Written by Caitlin Endyke

An estimated 92 million shoppers took advantage of holiday deals on Black Friday this year.  Yet as those of us too full from Thanksgiving leftovers to brave the box-store crowds watched the usual reports of long lines and record sales on news broadcasts throughout the day, a few other stories stood out amongst the crowd.  Over 110 people were arrested at Walmarts across the country, not for fights in early-morning lines, but for staging protests that demanded better wages for the retailer’s employees.  In between talk of college finals and football prospects, conversation at my family’s Thanksgiving table turned toward a discussion of whether or not Walmart’s form of capitalism (one that maximizes shareholder profit at the expense of employee wages and benefits) was ultimately detrimental to the economy at large. Walmart employs 1.3 million Americans – the largest private employer in the country – and earns $17 billion in profits annually.  Yet workers are fighting for an hourly wage that would amount to just $25,000 per year for a full-time worker – an amount just above the poverty line. 

Of course Walmart is far from the only culprit.  Big-businesses in America have been systematically de-valuing workers since the late 1970s.  This amazing historical analysis from the American Prospect begins in 1974 – the first year in which American wages declined since the end of World War II – and outlines exactly how the average American worker has continued to lose earning power in the years since.  While from 1947 until 1974 American’s earnings basically matched their productivity, from 1975 onward the raise in productivity has outpaced the rise in earnings by almost 150%. Meanwhile, the federal minimum wage is over three dollars lower than it was in 1968, when accounting for inflation. The share of workers provided with health insurance from their employers has fallen almost 15% since 1979. While the US remains number 1 in the world for hours worked per employee, we’re last when you compare annual wage growth to annual growth in productivity. All the while, US CEO’s are raking in over 250% more of the profit share than they were getting in the 1960s.

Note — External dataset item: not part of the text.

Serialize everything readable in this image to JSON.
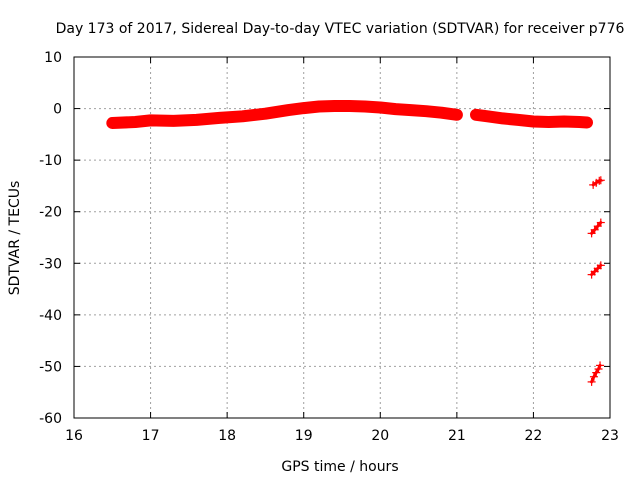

The Prospect article outlines a myriad of reasons for the decline of power of American workers.  The decrease in Union power, trade treaties that made overseas manufacturing easier, and low-wage retail jobs taking up a growing share of a workforce that was once dominated by skilled manufacturing – all contribute to the fact that the average American worker is making comparatively less than he did forty years ago.  While the article is admittedly very long, it’s worth taking the time to read.  While many are talking about the economic insecurities of America’s middle and lower classes, few are outlining just how we got to where we are today. Sometimes we lose sight of the fact that it wasn’t always this way.  As little as a generation ago, American workers felt secure in their jobs and their ability to move up the economic ladder.  They could count on making more next year than they made in this one. We need to remember how we got here, in order to try to make our way back.